De acuerdo con el artículo 125.1 de la LPAC, el recurso debe presentarse ante el mismo órgano administrativo que dictó el acto recurrido.
Esto implica que no hay cambio de instancia ni jerarquía: la propia administración que dictó la resolución firme deberá examinar la nueva solicitud de revisión. Por ello, el acto recurrido no debe haber sido objeto de recursos ordinarios posteriores (como recurso de reposición o recurso de alzada), o haberse agotado la vía administrativa, pues de lo contrario el recurso habría perdido su sentido.
Actos que pueden recurrirse por el recurso extraordinario de revisión
Solo son susceptibles de este recurso aquellos actos administrativos firmes en vía administrativa, que ya hayan agotado los procedimientos ordinarios de impugnación.
Por tanto, no proceden recursos de revisión contra actos que aún no sean firmes, ni contra decisiones de naturaleza judicial o contenciosa (al menos por esta vía), ni contra actos que por su naturaleza estén excluidos expresamente. Esto significa que los procedimientos que tengan una regulación específica en leyes especiales por razón de la materia, se regirán por dicha normativa específica, en lugar por la Ley de Procedimiento Administrativo Común. Es el caso, por ejemplo, de la materia tributaria y aduanera.
En definitiva, el recurso extraordinario de revisión va dirigido a esos actos que parecían definitivos, pero cuya validez se pone en duda por hechos o documentos nuevos, errores materiales o ilegalidades graves.
Plazos y legitimación para solicitar la revisión
La Ley de Procedimiento Administrativo Común establece plazos distintos según el motivo invocado.
- Si la revisión se basa en error de hecho (causa primera), el plazo es de cuatro años desde la notificación de la resolución impugnada.

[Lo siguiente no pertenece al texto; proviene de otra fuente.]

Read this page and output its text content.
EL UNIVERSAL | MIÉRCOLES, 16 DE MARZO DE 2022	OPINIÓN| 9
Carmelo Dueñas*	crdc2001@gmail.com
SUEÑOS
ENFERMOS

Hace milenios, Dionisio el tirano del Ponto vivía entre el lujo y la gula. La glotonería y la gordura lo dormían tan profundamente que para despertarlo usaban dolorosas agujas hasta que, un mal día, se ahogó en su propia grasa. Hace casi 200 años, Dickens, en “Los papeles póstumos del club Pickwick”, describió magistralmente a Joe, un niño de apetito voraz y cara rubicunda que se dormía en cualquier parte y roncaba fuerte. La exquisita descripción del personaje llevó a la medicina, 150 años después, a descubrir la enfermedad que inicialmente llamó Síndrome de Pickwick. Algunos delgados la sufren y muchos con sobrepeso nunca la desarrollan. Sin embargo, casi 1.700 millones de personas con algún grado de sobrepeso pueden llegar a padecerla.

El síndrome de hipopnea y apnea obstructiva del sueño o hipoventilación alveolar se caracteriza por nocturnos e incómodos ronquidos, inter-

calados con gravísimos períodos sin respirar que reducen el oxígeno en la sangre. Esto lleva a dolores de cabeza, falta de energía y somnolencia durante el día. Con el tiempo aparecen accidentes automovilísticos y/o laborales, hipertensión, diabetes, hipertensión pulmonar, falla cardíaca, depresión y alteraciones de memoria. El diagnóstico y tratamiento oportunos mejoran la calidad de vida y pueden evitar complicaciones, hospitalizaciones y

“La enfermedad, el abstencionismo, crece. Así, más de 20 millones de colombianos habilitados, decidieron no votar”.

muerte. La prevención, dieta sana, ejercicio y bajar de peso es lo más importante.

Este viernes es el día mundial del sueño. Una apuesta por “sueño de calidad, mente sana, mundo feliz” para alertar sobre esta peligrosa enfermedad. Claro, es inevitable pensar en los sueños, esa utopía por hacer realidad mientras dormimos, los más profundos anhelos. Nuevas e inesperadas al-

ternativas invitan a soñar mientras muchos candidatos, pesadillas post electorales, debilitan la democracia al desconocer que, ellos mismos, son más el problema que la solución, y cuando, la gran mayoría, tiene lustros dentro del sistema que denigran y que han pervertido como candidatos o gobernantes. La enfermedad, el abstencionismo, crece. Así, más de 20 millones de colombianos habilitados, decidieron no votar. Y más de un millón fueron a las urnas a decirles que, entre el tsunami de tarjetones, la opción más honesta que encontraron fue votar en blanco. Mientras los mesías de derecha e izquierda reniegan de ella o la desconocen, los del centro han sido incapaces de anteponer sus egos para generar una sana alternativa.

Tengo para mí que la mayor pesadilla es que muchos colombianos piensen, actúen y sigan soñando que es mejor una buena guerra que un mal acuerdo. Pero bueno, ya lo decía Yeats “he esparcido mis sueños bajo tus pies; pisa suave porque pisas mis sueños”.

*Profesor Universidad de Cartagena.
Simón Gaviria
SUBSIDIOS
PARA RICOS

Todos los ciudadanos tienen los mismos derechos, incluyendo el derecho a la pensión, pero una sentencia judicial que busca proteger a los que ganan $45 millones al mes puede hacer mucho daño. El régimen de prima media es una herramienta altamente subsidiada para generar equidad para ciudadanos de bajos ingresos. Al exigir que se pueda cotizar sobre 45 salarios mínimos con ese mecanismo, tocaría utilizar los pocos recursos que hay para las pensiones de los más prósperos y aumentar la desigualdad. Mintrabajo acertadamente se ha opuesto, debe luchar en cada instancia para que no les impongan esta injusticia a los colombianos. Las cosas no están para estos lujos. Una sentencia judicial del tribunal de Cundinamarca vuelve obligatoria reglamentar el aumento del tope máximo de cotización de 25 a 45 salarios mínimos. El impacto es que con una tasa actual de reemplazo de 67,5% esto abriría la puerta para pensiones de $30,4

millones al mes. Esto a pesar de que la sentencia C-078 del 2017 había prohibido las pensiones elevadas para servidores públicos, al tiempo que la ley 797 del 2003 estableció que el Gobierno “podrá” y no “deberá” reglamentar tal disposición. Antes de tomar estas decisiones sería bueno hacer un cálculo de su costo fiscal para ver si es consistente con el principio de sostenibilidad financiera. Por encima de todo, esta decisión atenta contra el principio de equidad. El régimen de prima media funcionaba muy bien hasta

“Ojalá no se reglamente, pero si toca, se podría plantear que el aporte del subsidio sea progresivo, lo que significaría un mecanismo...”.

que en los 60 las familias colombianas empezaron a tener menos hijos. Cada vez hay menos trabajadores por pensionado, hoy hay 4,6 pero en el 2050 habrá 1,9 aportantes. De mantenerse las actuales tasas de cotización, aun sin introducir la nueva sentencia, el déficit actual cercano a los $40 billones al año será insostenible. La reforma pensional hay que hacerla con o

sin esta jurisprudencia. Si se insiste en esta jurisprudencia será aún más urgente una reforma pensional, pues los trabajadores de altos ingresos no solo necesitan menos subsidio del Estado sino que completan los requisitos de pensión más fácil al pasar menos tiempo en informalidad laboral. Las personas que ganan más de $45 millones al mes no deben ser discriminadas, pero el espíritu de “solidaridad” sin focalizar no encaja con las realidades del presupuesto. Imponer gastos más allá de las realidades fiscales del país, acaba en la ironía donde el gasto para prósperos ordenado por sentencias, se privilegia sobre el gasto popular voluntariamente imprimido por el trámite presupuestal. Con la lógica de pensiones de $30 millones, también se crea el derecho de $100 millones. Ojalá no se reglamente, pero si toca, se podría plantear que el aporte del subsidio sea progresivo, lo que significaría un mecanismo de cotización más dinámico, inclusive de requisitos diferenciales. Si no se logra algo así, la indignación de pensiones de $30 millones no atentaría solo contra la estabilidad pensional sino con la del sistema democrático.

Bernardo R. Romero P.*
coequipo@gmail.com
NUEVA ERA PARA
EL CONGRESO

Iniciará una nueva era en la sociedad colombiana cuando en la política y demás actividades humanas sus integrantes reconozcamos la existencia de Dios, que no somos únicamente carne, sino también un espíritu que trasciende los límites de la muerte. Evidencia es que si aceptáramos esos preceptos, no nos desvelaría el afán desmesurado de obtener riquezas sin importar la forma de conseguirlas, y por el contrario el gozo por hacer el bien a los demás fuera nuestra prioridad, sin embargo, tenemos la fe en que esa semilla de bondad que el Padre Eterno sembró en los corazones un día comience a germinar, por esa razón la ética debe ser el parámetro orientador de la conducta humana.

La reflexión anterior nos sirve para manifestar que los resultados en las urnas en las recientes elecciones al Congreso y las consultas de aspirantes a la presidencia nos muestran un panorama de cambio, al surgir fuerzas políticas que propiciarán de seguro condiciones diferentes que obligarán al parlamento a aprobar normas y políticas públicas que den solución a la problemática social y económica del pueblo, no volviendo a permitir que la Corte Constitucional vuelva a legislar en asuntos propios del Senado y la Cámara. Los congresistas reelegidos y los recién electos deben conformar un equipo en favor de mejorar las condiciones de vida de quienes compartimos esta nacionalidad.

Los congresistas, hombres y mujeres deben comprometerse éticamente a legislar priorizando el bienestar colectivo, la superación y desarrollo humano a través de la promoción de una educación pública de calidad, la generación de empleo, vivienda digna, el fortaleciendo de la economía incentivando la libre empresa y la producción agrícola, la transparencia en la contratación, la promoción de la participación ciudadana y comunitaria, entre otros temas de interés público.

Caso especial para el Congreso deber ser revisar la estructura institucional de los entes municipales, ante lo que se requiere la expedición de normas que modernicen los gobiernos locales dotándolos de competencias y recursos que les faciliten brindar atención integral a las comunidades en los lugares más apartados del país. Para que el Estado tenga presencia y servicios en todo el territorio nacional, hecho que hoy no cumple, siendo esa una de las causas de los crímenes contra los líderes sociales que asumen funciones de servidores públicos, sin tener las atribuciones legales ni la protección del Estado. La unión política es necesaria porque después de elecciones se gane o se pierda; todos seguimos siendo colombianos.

- Si se fundamenta en alguna de las otras causas —documentos esenciales nuevos, falsedad declarada en sentencia firme o conducta punible declarada— el plazo es de tres meses desde el conocimiento del hecho, del documento o desde que la sentencia quedó firme.
En cuanto a la legitimación, solo pueden interponerlo quienes tengan la condición de interesado conforme al artículo 4 de la Ley de Procedimiento Administrativo Común, es decir, quienes resulten afectados por el acto, directa o indirectamente. Esto implica que no cabe este recurso por mero interés general o ajeno al acto concreto.
Tramitación del recurso ante el órgano competente
Para interponer el recurso extraordinario de revisión resulta necesaria la presentación de una solicitud motivada ante el órgano que dictó el acto. Debe cumplir los requisitos generales de forma establecidos en el artículo 115 de la Ley de Procedimiento Administrativo Común, incluyendo identificación, acto impugnado, causa invocada y hechos o pruebas que la fundamenten.
Posteriormente, la administración debe resolver en un plazo máximo de tres meses. Es importante tener en cuenta que, si no se notifica resolución expresa en ese plazo, se considera desestimado el recurso, lo que abre la vía jurisdiccional contencioso-administrativa.
En la práctica, la administración puede recabar informes o dictámenes —por ejemplo, de órganos consultivos— antes de decidir. Pero, en cualquier caso, la falta de motivación suficiente, o la inadmisión del recurso sin causa precisa, puede ser objeto de impugnación posterior.
Efectos de la resolución: rescisión de la sentencia y consecuencias procesales
Cuando el órgano competente estima el recurso extraordinario de revisión, se produce la anulación o rescisión del acto administrativo firme impugnado. Esto implica que dicho acto deja de tener eficacia jurídica, retrotrayendo la situación al momento anterior a su dictado.
En la práctica, esto puede suponer tanto la restitución de derechos, como la rectificación de situaciones patrimoniales, laborales o administrativas abusivas o erróneas.
La relevancia de este efecto no es solo simbólica. Al tratarse de actos firmes, muchas consecuencias ya se habrían consolidado mediante plazos vencidos, efectos materiales, pérdida de derechos, etc. Por ello, el recurso de revisión permite revertir esos efectos cuando se acrediten los presupuestos legales.
Por otro lado, si la administración desestima el recurso, cabe impugnar esa desestimación mediante recurso contencioso-administrativo, en el plazo previsto en la Ley 29/1998, de 13 de julio, reguladora de la Jurisdicción Contencioso‑Administrativa.